Фактически, в Эрлагол меня затащил мой друг и боевой студенческий товарищ Лёха Ващев. Не уверен, что это он автор-сочинитель вводной описательной части про траву и звёзды, но слагал тоже уверенно и завлекательно, рассказывая про «лето в Эрлаголе». По всему выходило, что ехать надо!

И вот мы здесь.

Сидим в лагерной столовой, за окнами хлещет дождь. Ждём, пока народец рассосётся, и добрые поварихи предложат оставшимся добавку. Такое случается, если иметь достаточно выдержки и наглости. На один комплект талонов не шибко разживёшься. А у нас молодые растущие организмы… Каша, естественно, нас в меньшей степени интересует, а вот бутер с парой кубиков сливочного масла… Или завалящая котлетка, под какао с булочкой…

Психологический портрет Алексея таков. Характер нордический, уравновешенный. Манеры учтивые, вид деловой.
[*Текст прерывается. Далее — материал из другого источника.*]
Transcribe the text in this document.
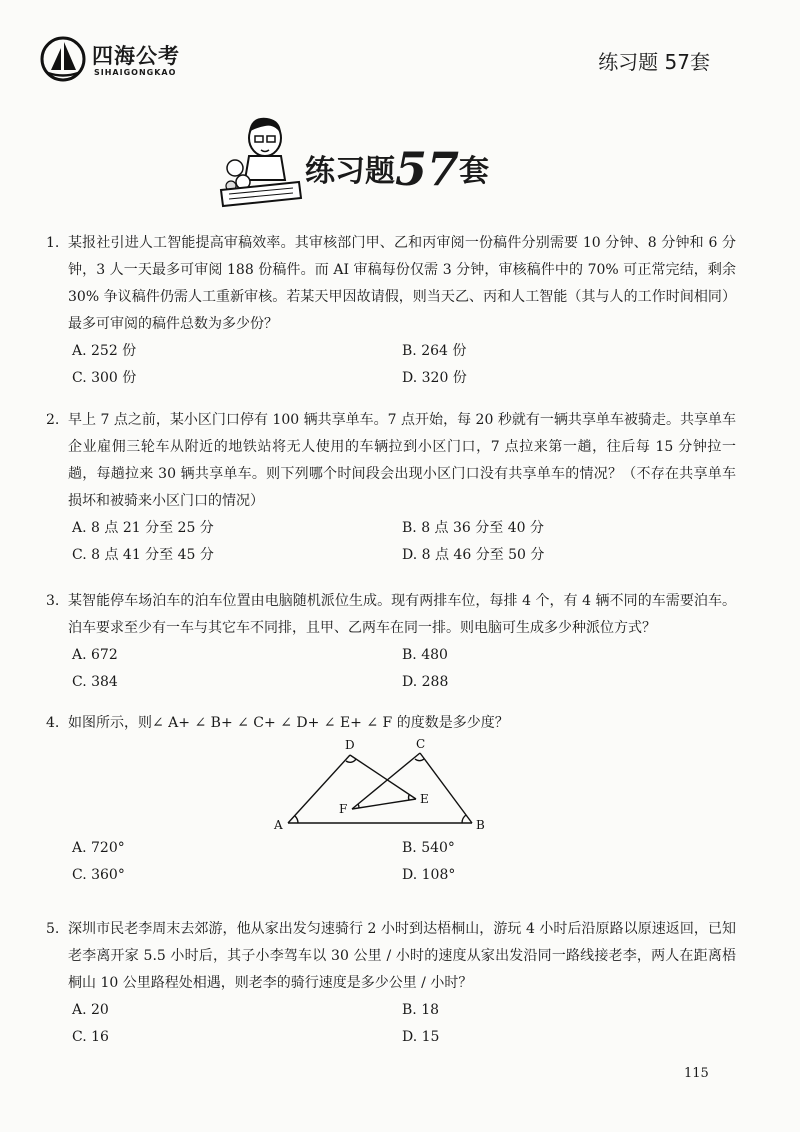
四海公考
SIHAIGONGKAO	练习题 57套
练习题57套
1. 某报社引进人工智能提高审稿效率。其审核部门甲、乙和丙审阅一份稿件分别需要 10 分钟、8 分钟和 6 分钟，3 人一天最多可审阅 188 份稿件。而 AI 审稿每份仅需 3 分钟，审核稿件中的 70% 可正常完结，剩余 30% 争议稿件仍需人工重新审核。若某天甲因故请假，则当天乙、丙和人工智能（其与人的工作时间相同）最多可审阅的稿件总数为多少份？
A. 252 份	B. 264 份
C. 300 份	D. 320 份
2. 早上 7 点之前，某小区门口停有 100 辆共享单车。7 点开始，每 20 秒就有一辆共享单车被骑走。共享单车企业雇佣三轮车从附近的地铁站将无人使用的车辆拉到小区门口，7 点拉来第一趟，往后每 15 分钟拉一趟，每趟拉来 30 辆共享单车。则下列哪个时间段会出现小区门口没有共享单车的情况？（不存在共享单车损坏和被骑来小区门口的情况）
A. 8 点 21 分至 25 分	B. 8 点 36 分至 40 分
C. 8 点 41 分至 45 分	D. 8 点 46 分至 50 分
3. 某智能停车场泊车的泊车位置由电脑随机派位生成。现有两排车位，每排 4 个，有 4 辆不同的车需要泊车。泊车要求至少有一车与其它车不同排，且甲、乙两车在同一排。则电脑可生成多少种派位方式？
A. 672	B. 480
C. 384	D. 288
4. 如图所示，则∠ A+ ∠ B+ ∠ C+ ∠ D+ ∠ E+ ∠ F 的度数是多少度？
D	C
F
E
A	B
A. 720°	B. 540°
C. 360°	D. 108°
5. 深圳市民老李周末去郊游，他从家出发匀速骑行 2 小时到达梧桐山，游玩 4 小时后沿原路以原速返回，已知老李离开家 5.5 小时后，其子小李驾车以 30 公里 / 小时的速度从家出发沿同一路线接老李，两人在距离梧桐山 10 公里路程处相遇，则老李的骑行速度是多少公里 / 小时？
A. 20	B. 18
C. 16	D. 15
115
Добавьте к этому подтянутую спортивную комплекцию и кошачью походку самоуверенного самца… И получите объяснение, почему некоторые девушки из нашего эрлагольского окружения в него тайно влюблены. В частности, одна, имени я не помню, для простоты назовём её Аня. Была она девушкой тонкой душевной организации – какой, по моим тогдашним понятиям, и должна быть истинная походница: любящей природу и животных, в общении мягкой и отзывчивой, но стойкой перед ударами судьбы, дождя и ветра. Она, конечно, держалась на почтительном расстоянии, ведь Лёха «занят», он с Юлей, но поведение и неровное дыхание Ани выдавало бедняжку с головой.

Кошачья походка, как ни странно, не слишком способствовала сближению Лёлика с пушистыми существами, именуемыми, собственно, котами. Особой искры любви между ними не проскакивало. Расскажу предметно о приблудном коте, который постоянно дежурил вместе с нами в столовке. Доброта поварих на него не распространялась, зато он часто получал съедобные бонусы от сердобольных девочек-студенток. Этот сей кот имел обыкновение тереться об ноги, и даже позволял себе вскакивать на колени потакающих ему гражданок. Но в тот раз он не угадал.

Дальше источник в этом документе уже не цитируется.